Les dispositions du jugement déféré sur l’exécution provisoire seront confirmées.
Au vu des circonstances de la cause, de la solution apportée au litige et de la situation des parties, il convient de rejeter les demandes présentées respectivement par les appelantes et les intimés sur le fondement des dispositions de l’article 700 du code de procédure civile.

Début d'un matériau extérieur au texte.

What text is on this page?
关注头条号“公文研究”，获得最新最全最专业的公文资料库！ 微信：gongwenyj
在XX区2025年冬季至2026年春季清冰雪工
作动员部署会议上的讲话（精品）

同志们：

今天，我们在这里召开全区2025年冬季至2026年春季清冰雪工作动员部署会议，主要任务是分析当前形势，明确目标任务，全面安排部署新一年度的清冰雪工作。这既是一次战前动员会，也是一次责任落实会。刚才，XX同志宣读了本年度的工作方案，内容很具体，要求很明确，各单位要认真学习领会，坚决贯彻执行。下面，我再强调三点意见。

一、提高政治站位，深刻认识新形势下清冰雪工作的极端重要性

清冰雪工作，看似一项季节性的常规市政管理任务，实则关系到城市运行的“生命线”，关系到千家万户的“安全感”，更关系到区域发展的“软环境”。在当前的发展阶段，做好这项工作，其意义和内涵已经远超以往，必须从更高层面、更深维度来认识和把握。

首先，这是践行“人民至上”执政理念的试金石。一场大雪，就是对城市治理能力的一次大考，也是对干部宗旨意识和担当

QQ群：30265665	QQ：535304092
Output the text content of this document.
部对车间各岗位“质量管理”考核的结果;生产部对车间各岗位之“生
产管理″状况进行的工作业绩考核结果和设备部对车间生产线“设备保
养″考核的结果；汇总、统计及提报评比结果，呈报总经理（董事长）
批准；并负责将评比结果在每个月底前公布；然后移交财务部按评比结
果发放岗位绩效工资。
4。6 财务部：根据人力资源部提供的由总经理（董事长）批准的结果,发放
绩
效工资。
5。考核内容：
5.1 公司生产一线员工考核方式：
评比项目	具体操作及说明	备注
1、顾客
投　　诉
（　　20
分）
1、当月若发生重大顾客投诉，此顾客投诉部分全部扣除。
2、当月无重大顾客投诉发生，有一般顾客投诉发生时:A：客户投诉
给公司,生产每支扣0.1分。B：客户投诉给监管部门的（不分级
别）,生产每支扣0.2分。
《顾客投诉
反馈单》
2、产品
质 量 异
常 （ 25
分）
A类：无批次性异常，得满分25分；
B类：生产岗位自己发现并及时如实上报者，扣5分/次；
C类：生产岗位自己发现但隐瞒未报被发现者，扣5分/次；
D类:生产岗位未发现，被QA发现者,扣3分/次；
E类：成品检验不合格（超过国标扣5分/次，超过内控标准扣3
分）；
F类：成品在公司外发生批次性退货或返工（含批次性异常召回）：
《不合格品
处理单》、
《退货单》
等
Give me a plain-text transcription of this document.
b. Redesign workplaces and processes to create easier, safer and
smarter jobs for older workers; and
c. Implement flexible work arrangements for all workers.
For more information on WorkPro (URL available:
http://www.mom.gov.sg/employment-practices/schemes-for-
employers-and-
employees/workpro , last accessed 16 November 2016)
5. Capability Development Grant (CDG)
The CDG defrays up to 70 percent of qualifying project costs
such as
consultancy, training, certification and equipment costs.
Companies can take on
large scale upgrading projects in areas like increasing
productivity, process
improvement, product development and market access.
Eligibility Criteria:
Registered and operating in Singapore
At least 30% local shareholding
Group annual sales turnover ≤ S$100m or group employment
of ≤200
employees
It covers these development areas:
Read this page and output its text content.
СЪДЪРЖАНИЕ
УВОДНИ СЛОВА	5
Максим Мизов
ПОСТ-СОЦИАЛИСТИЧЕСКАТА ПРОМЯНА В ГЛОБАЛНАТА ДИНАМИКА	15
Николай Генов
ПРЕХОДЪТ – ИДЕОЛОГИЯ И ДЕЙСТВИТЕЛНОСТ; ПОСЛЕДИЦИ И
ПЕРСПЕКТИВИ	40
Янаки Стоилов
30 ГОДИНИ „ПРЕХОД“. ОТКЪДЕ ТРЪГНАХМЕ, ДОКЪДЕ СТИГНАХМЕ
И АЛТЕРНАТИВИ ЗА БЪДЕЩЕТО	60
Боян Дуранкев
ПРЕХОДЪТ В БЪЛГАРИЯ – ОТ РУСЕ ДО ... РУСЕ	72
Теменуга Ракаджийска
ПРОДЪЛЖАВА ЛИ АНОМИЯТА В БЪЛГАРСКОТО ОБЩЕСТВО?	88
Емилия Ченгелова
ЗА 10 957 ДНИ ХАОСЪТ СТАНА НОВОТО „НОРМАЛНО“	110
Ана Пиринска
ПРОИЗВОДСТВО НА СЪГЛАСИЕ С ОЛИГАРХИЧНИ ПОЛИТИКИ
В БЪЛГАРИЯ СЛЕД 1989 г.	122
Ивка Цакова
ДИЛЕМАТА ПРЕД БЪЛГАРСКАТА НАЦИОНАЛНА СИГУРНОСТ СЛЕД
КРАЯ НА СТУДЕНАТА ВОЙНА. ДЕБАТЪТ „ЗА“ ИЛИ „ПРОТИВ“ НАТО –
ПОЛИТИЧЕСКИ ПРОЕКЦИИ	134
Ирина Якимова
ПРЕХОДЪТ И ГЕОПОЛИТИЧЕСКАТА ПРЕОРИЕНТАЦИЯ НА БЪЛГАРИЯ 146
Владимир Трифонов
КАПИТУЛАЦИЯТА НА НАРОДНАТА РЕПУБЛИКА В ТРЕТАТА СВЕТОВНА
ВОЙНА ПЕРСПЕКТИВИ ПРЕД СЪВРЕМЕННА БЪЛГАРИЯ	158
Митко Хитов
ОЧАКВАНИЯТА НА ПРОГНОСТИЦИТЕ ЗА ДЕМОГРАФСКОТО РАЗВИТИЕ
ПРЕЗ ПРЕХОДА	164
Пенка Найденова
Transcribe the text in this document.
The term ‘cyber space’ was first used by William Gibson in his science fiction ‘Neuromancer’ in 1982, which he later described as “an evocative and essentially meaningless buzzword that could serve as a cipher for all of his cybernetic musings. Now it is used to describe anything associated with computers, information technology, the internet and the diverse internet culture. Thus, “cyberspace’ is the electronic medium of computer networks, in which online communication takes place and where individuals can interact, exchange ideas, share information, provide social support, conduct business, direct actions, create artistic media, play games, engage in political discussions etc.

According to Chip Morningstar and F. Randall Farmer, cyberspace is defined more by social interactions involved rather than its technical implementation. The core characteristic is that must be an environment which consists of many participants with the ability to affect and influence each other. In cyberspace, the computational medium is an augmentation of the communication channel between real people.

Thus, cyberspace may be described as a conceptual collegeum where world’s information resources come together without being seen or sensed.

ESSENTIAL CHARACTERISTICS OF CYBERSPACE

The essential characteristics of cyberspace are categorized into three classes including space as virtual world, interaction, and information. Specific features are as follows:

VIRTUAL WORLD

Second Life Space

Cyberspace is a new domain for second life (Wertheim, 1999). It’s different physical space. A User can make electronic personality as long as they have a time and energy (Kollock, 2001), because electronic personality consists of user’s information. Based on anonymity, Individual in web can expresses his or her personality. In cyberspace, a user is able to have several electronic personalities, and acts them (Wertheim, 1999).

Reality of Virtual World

Succombant, Madame [K] [L] sera condamnée aux dépens de première instance et d’appel.
PAR CES MOTIFS
La cour statuant par arrêt contradictoire et par mise à disposition au greffe,
INFIRME le jugement rendu le 04 septembre 2023 dans toutes ses dispositions dont appel, sauf en ce qu’il a ordonné l’exécution provisoire;
Statuant à nouveau,
DÉCLARE la mise hors de cause de Monsieur [T] [O] de la présente procédure;
CONDAMNE Madame [K] [L] sera condamnée à payer à Madame [M], [R] [D] épouse [W], aux droits de laquelle viennent Madame [H], [Y] [W] épouse [F], Monsieur [X], [E] [W] et Monsieur [B], [N], [A] [W] en leur qualité d’héritiers, la somme de 25'800 € avec intérêts au taux légal à compter du 22 juillet 2022;
Y ajoutant,
DÉBOUTE les parties de leurs plus amples demandes;
CONDAMNE Madame [K] [L] aux dépens de première instance et d’appel.
Signé par Monsieur Thierry PLUMENAIL, conseiller, pour la présidente empêchée conformément à l’article 456 alinéa 1 du code de procédure civile, et par Mme Sandra DE SOUSA, greffière, lors du prononcé à laquelle la minute a été remise.